川上健一Kenichi Kawakami

「そうなんだよね。てっきり映画の『激突!』になりそうだったんだよ」
 と小澤がジーンズの女に負けないぐらいに目を輝かせた。
「待じろ待じろ(待て待て)。はあ映画は無しだ。映画の話っこはなんもへるな(しゃべるな)。映画の話っこせばロクな事になんねすけな」山田が小澤に釘を刺してから女たちにいった。「俺たちが勘違いしただけなんだよ。向こうはトイレが我慢できないだけだったんだけど、こっちはてっきり煽られてんだとおっかなくなって、それでここに逃げ込んだって訳でね」
 ダンプカーのエンジン音が轟いて、大きな車体がガタガタと身震いした。男女六人の場所までゆっくりとやってきた。どうやらトイレでの長い腸運動が無事に終わって平和が訪れたようだ。悪かったねと謝るようにパンと短くクラクションを鳴らして、運転手が笑顔で水沼たちに手を振って走り去った。
「それにしてもあの年寄りたち、ヘルメットをしたまま車に乗っているなんて珍しいよね。工事関係者じゃないのにさ。工事関係者だって公道走る時はヘルメット被んないからね。それなのに今もヘルメット被ったままだし、もしかしたら起きている時はずっとヘルメット被ってるんだろうか?」
 小澤がベンチの老人たちを見て訝(いぶか)しげな表情をした。全員が老人たちを見やる。老人たちの白いヘルメットに木漏れ日がチラチラ揺れて目にまぶしい。
「寝てる時もヘルメットってことはないわよねえ」
 とカラフルなニット帽の女があっけらかんといって、もう何いってんのよとカノコと呼ばれた女が苦笑した。
「でも本当に珍しいわよねエ。あの車もひどいしさア。悪いけどオ、あんなオンボロ車初めて見たわア。あれでよく走れるもんだわア。

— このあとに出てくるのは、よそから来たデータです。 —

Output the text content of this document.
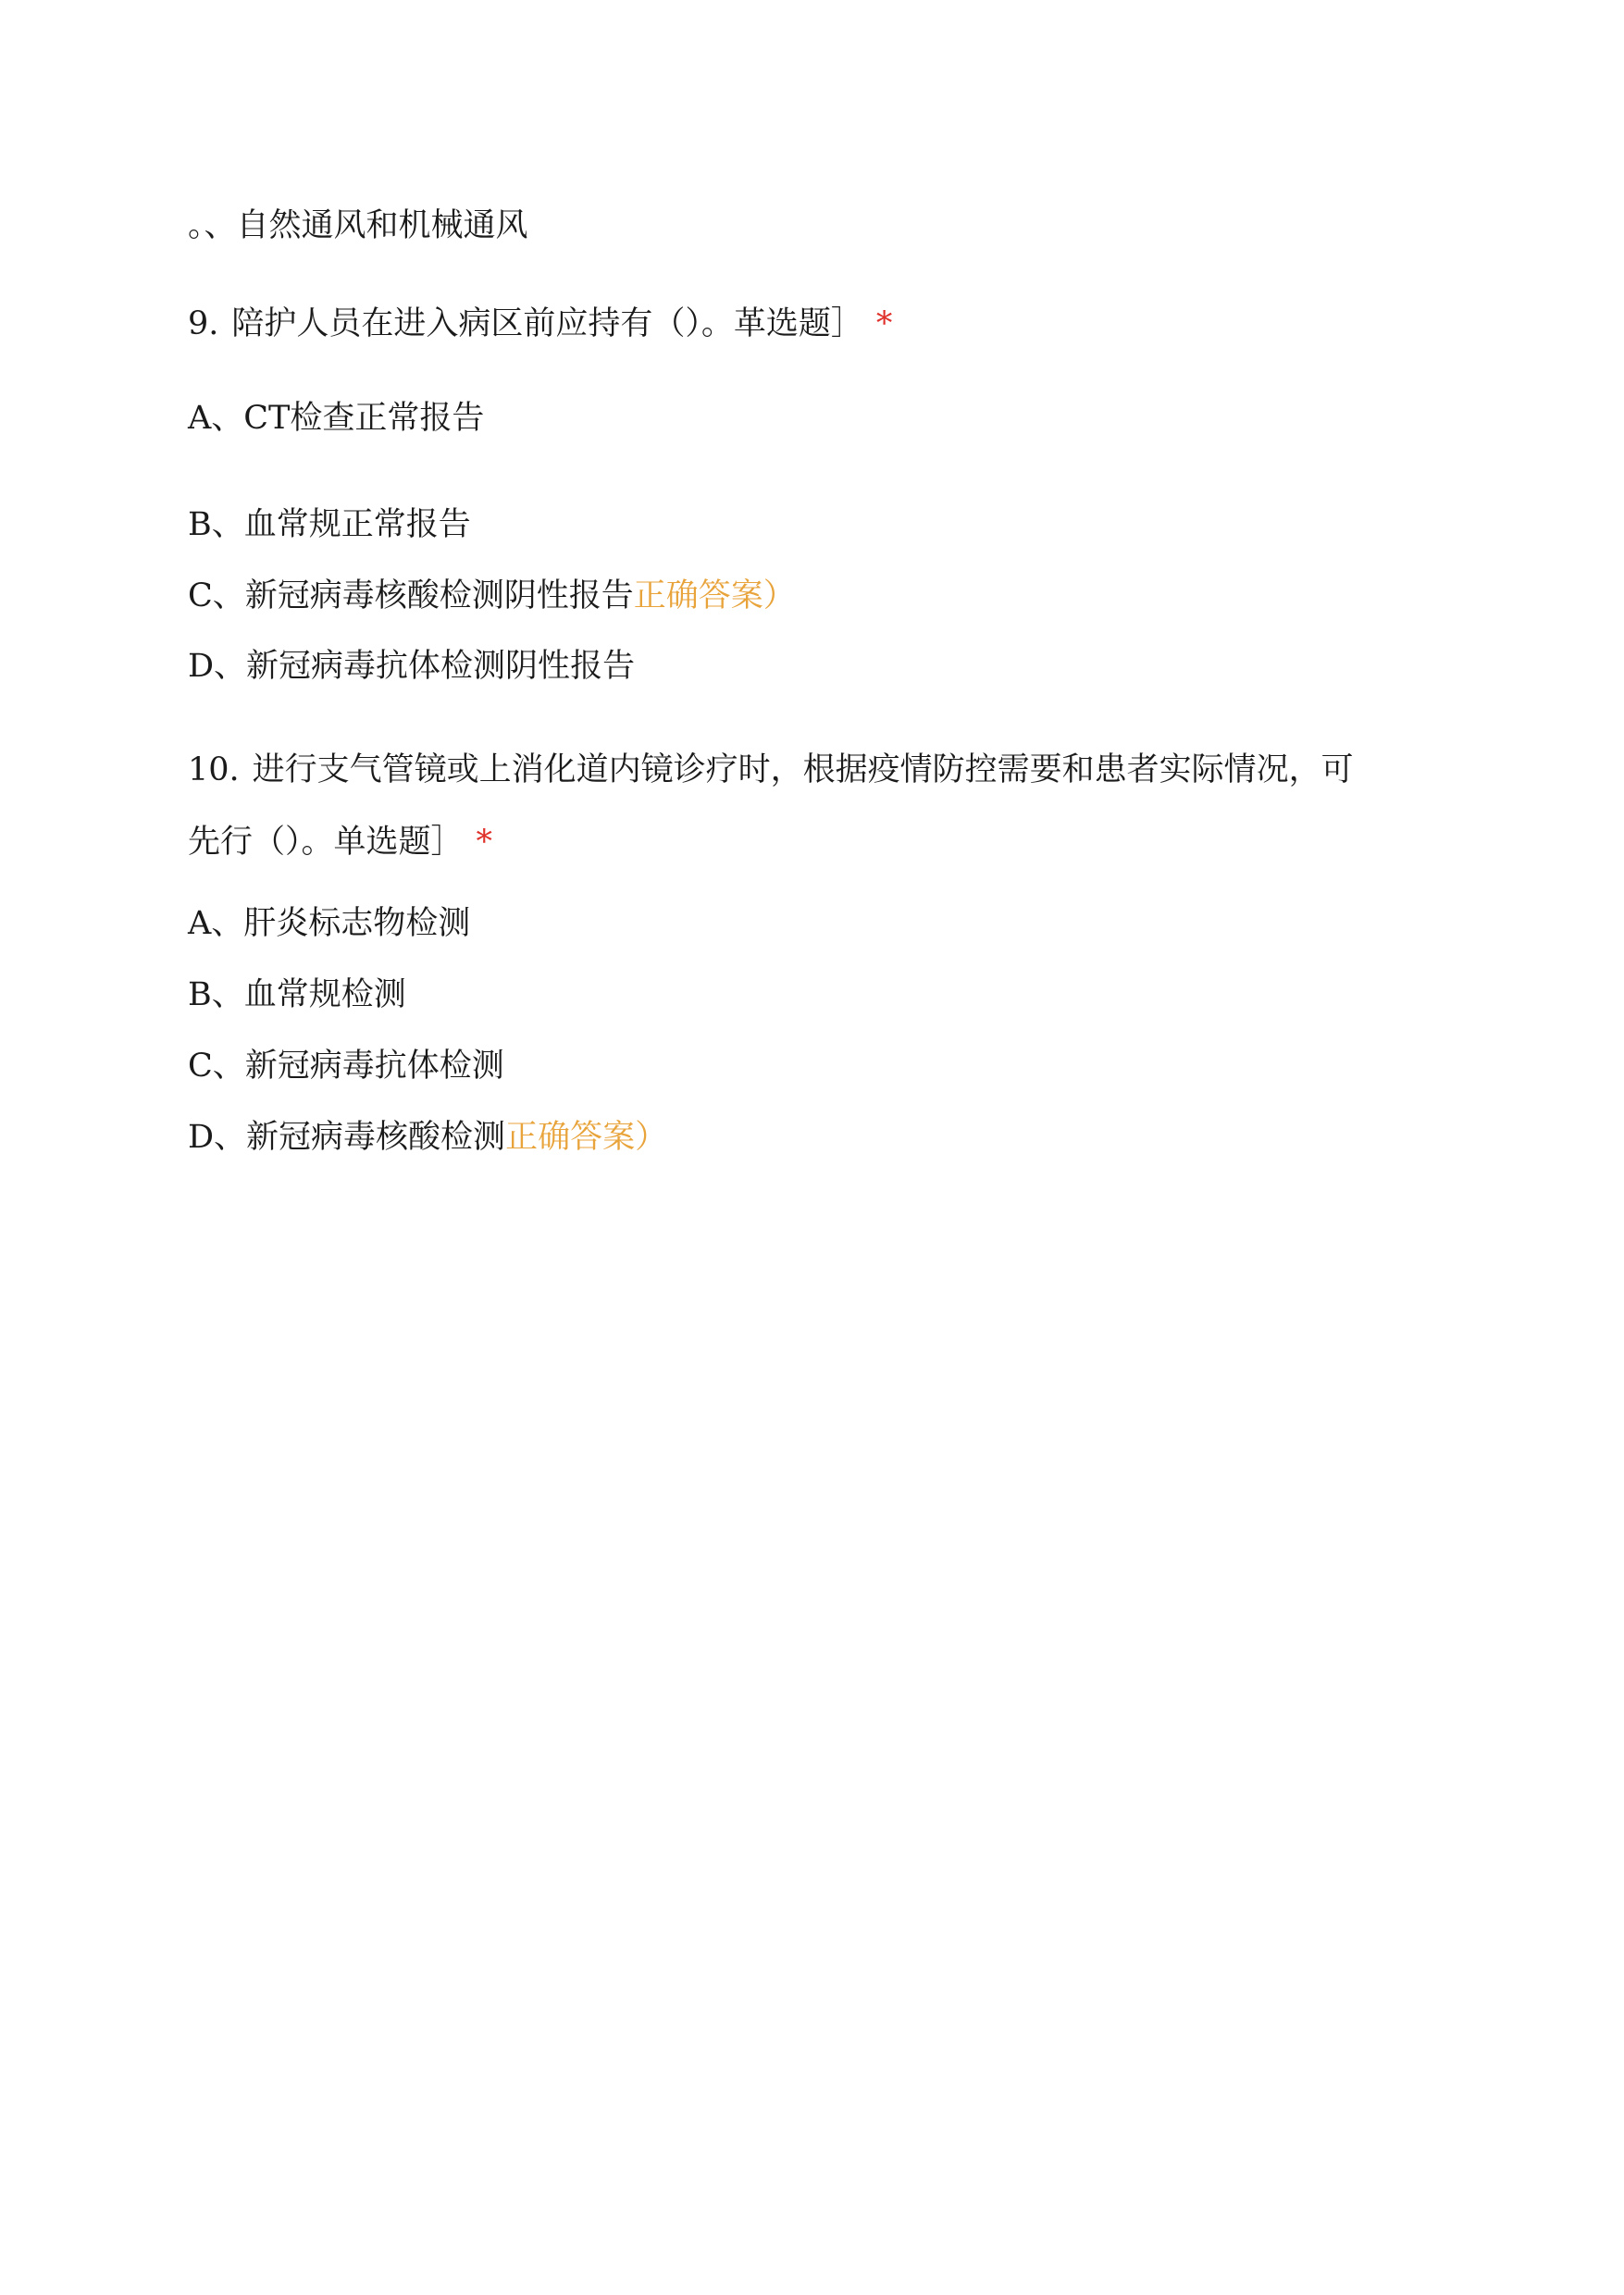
。、自然通风和机械通风
9. 陪护人员在进入病区前应持有（）。革选题］ *
A、CT检查正常报告
B、血常规正常报告
C、新冠病毒核酸检测阴性报告正确答案）
D、新冠病毒抗体检测阴性报告
10. 进行支气管镜或上消化道内镜诊疗时，根据疫情防控需要和患者实际情况，可
先行（）。单选题］ *
A、肝炎标志物检测
B、血常规检测
C、新冠病毒抗体检测
D、新冠病毒核酸检测正确答案）
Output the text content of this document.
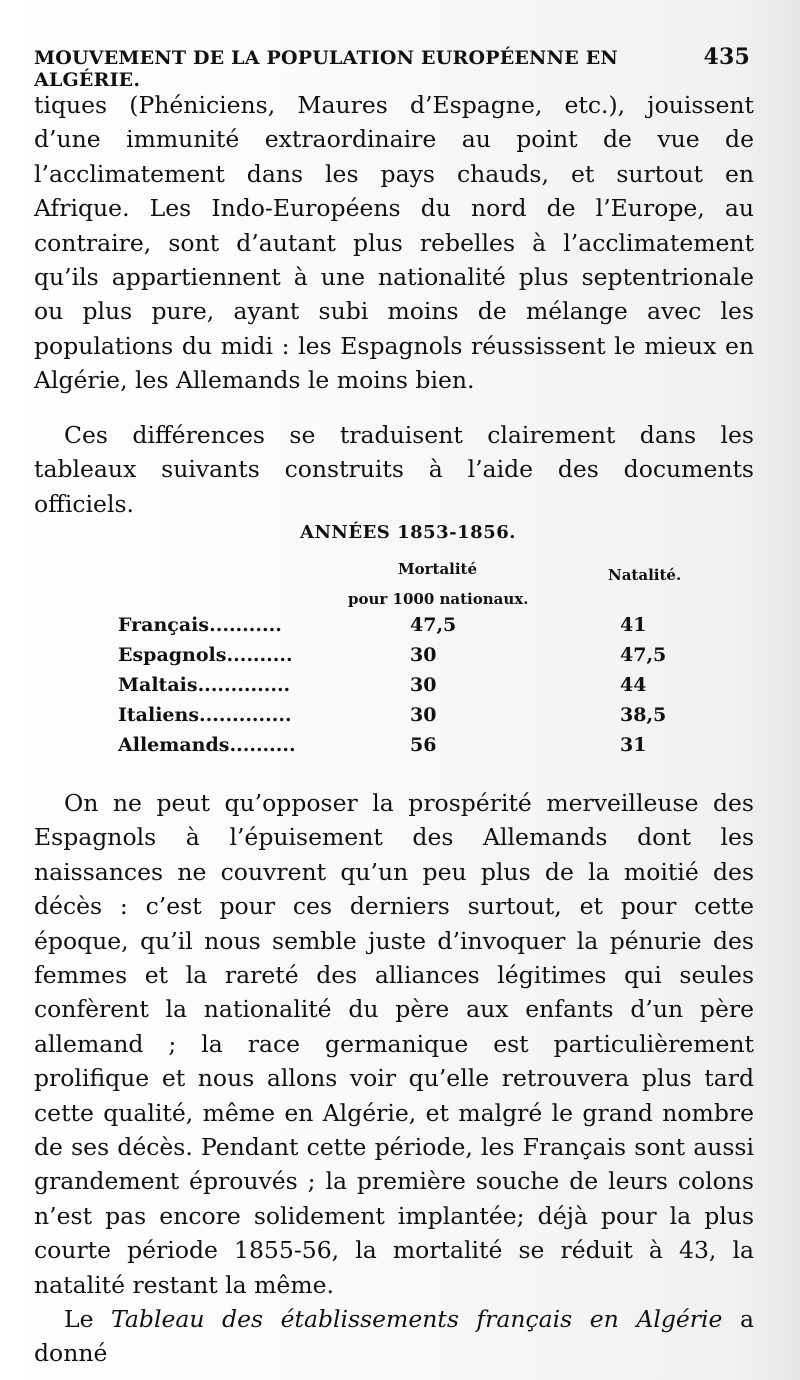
MOUVEMENT DE LA POPULATION EUROPÉENNE EN ALGÉRIE.
435

tiques (Phéniciens, Maures d’Espagne, etc.), jouissent d’une immunité extraordinaire au point de vue de l’acclimatement dans les pays chauds, et surtout en Afrique. Les Indo-Européens du nord de l’Europe, au contraire, sont d’autant plus rebelles à l’acclimatement qu’ils appartiennent à une nationalité plus septentrionale ou plus pure, ayant subi moins de mélange avec les populations du midi : les Espagnols réussissent le mieux en Algérie, les Allemands le moins bien.

Ces différences se traduisent clairement dans les tableaux suivants construits à l’aide des documents officiels.

ANNÉES 1853-1856.
Mortalité	Natalité.
pour 1000 nationaux.
Français...........	47,5	41
Espagnols..........	30	47,5
Maltais..............	30	44
Italiens..............	30	38,5
Allemands..........	56	31

On ne peut qu’opposer la prospérité merveilleuse des Espagnols à l’épuisement des Allemands dont les naissances ne couvrent qu’un peu plus de la moitié des décès : c’est pour ces derniers surtout, et pour cette époque, qu’il nous semble juste d’invoquer la pénurie des femmes et la rareté des alliances légitimes qui seules confèrent la nationalité du père aux enfants d’un père allemand ; la race germanique est particulièrement prolifique et nous allons voir qu’elle retrouvera plus tard cette qualité, même en Algérie, et malgré le grand nombre de ses décès. Pendant cette période, les Français sont aussi grandement éprouvés ; la première souche de leurs colons n’est pas encore solidement implantée; déjà pour la plus courte période 1855-56, la mortalité se réduit à 43, la natalité restant la même.

Le Tableau des établissements français en Algérie a donné
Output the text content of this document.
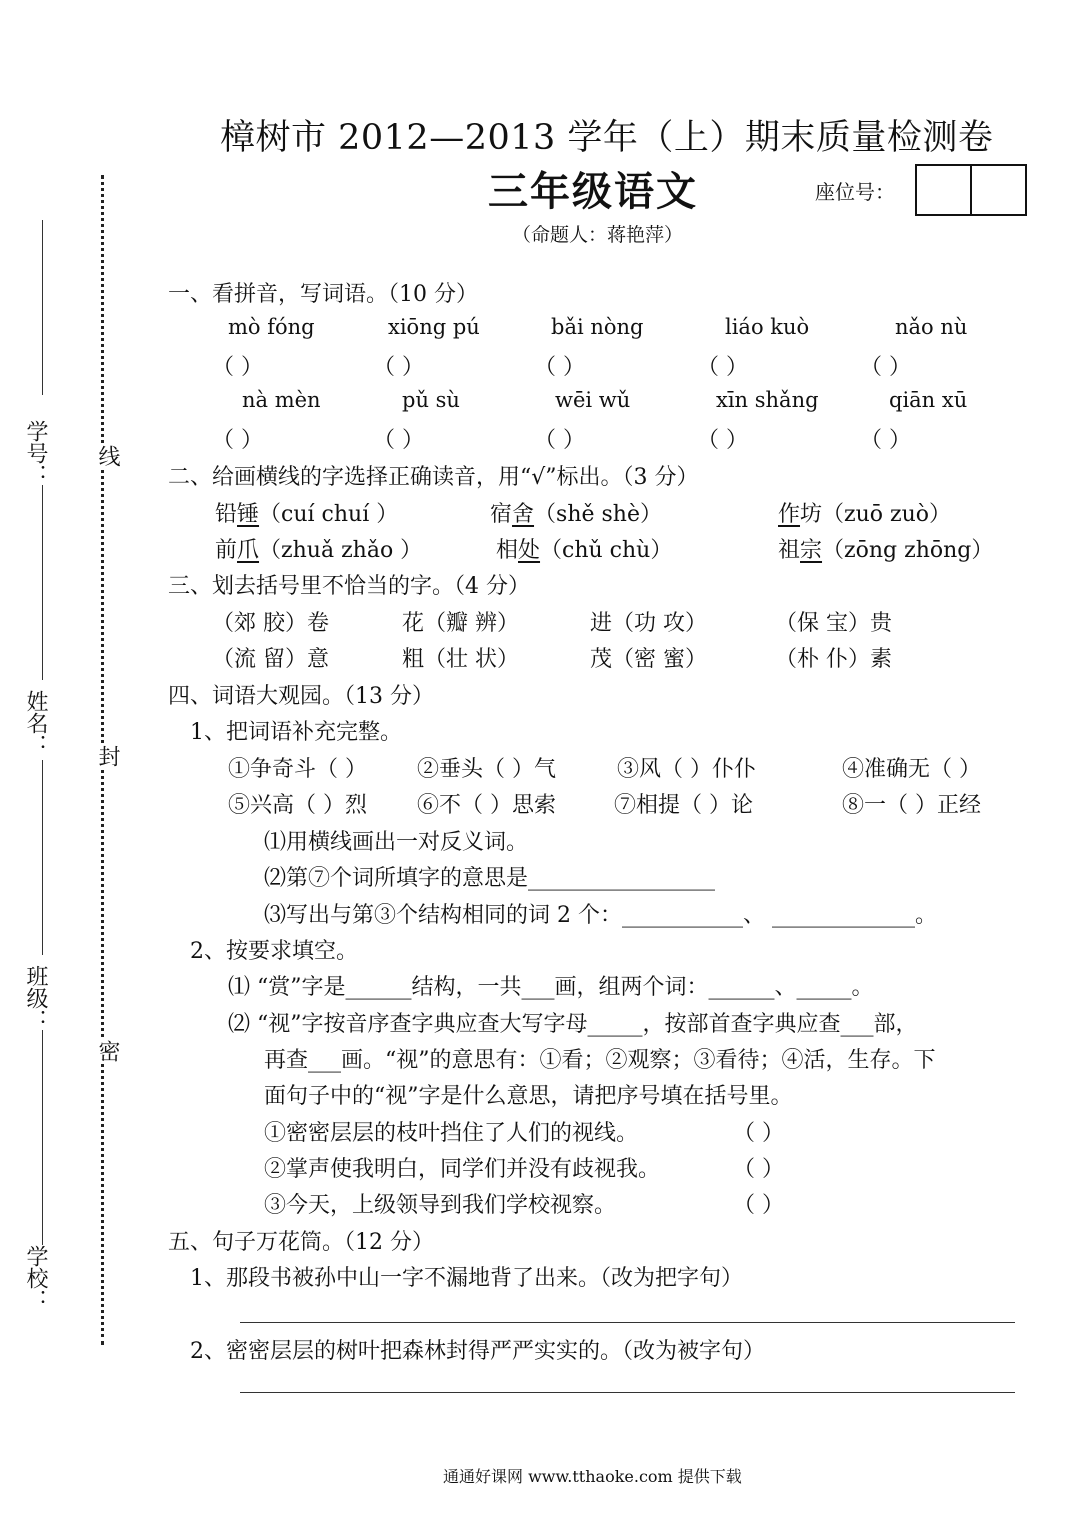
学号：
姓名：
班级：
学校：
线
封
密
樟树市 2012—2013 学年（上）期末质量检测卷
三年级语文	座位号：
（命题人：蒋艳萍）
一、看拼音，写词语。（10 分）
mò fóng	xiōng pú	bǎi nòng	liáo kuò	nǎo nù
（ ）	（ ）	（ ）	（ ）	（ ）
nà mèn	pǔ sù	wēi wǔ	xīn shǎng	qiān xū
（ ）	（ ）	（ ）	（ ）	（ ）
二、给画横线的字选择正确读音，用“√”标出。（3 分）
铅锤（cuí chuí ）	宿舍（shě shè）	作坊（zuō zuò）
前爪（zhuǎ zhǎo ）	相处（chǔ chù）	祖宗（zōng zhōng）
三、划去括号里不恰当的字。（4 分）
（郊 胶）卷	花（瓣 辨）	进（功 攻）	（保 宝）贵
（流 留）意	粗（壮 状）	茂（密 蜜）	（朴 仆）素
四、词语大观园。（13 分）
1、把词语补充完整。
①争奇斗（ ） ②垂头（ ）气	③风（ ）仆仆	④准确无（ ）
⑤兴高（ ）烈 ⑥不（ ）思索	⑦相提（ ）论	⑧一（ ）正经
⑴用横线画出一对反义词。
⑵第⑦个词所填字的意思是_________________
⑶写出与第③个结构相同的词 2 个：___________、 _____________。
2、按要求填空。
⑴ “赏”字是______结构，一共___画，组两个词：______、_____。
⑵ “视”字按音序查字典应查大写字母_____，按部首查字典应查___部，
再查___画。“视”的意思有：①看；②观察；③看待；④活，生存。下
面句子中的“视”字是什么意思，请把序号填在括号里。
①密密层层的枝叶挡住了人们的视线。	（ ）
②掌声使我明白，同学们并没有歧视我。	（ ）
③今天，上级领导到我们学校视察。	（ ）
五、句子万花筒。（12 分）
1、那段书被孙中山一字不漏地背了出来。（改为把字句）
2、密密层层的树叶把森林封得严严实实的。（改为被字句）
通通好课网 www.tthaoke.com 提供下载
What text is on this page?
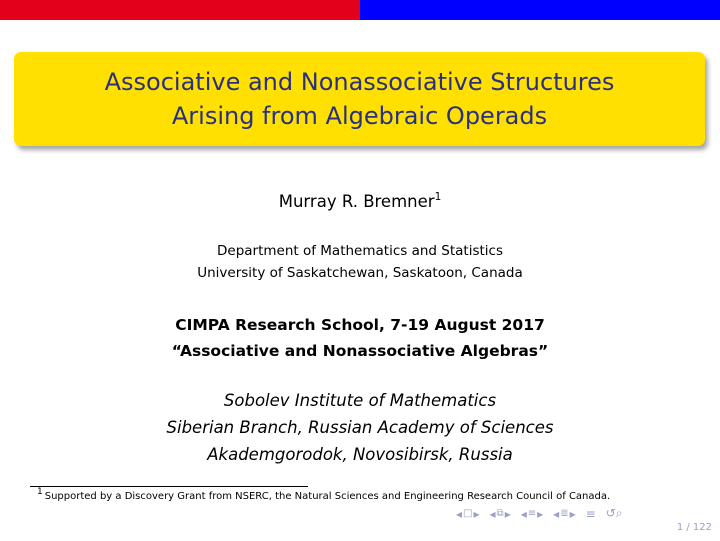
Associative and Nonassociative Structures
Arising from Algebraic Operads
Murray R. Bremner$^1$
Department of Mathematics and Statistics
University of Saskatchewan, Saskatoon, Canada
CIMPA Research School, 7-19 August 2017
“Associative and Nonassociative Algebras”
Sobolev Institute of Mathematics
Siberian Branch, Russian Academy of Sciences
Akademgorodok, Novosibirsk, Russia
1 Supported by a Discovery Grant from NSERC, the Natural Sciences and Engineering Research Council of Canada.
◂ □ ▸ ◂ ⧉ ▸ ◂ ≡ ▸ ◂ ≣ ▸ ≡ ↺⌕
1 / 122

あんな車が走ってるなんて珍しいんじゃないイ?」
 とジーパン女が呆れたようにいい、小澤と山田が追随して本当に珍しいよなあと口々に″珍しい″を連発した。
 みんなの″珍しい″の連発を聞いていた水沼の耳に、もう一つの″珍しい″が蘇って加わった。今朝、札幌の夏沢みどりの家族が住んでいた場所に建つ会社を訪ねた時に聞いた″珍しい″だった。
 ――珍しいと思ったものです。確か、そう、夏沢さん――
 社内史を編纂(へんさん)している男の声だった。
「そうか。そうだよな。何で気づかなかったんだろう」
 空を見上げた水沼の口からポロリと言葉がこぼれる。青い空に秋の白い雲と冬の始まりの灰色の雲が浮いている。そろそろバトンタッチしようかと話し合っているように、絡み合いながらゆっくりと流れていく。
「何? 何が気づかなかったんだ?」
 と山田が水沼に顔を向けた。
「名前だよ。名前のことをよく考えればよかったんだ。そうか。それでいけばいいんだ」
 水沼は希望の光りを見つけて明るく顔を輝かせ、広く大きな空を見上げた。

プロフィール

川上健一(かわかみ・けんいち) 1949年青森県生まれ。十和田工業高校卒。77年「跳べ、ジョー! B・Bの魂が見てるぞ」で小説現代新人賞を受賞してデビュー。2002年『翼はいつまでも』で第17回坪田譲治文学賞受賞。『ららのいた夏』『雨鱒の川』『渾身』など。青春小説、スポーツ小説を数多く手がける。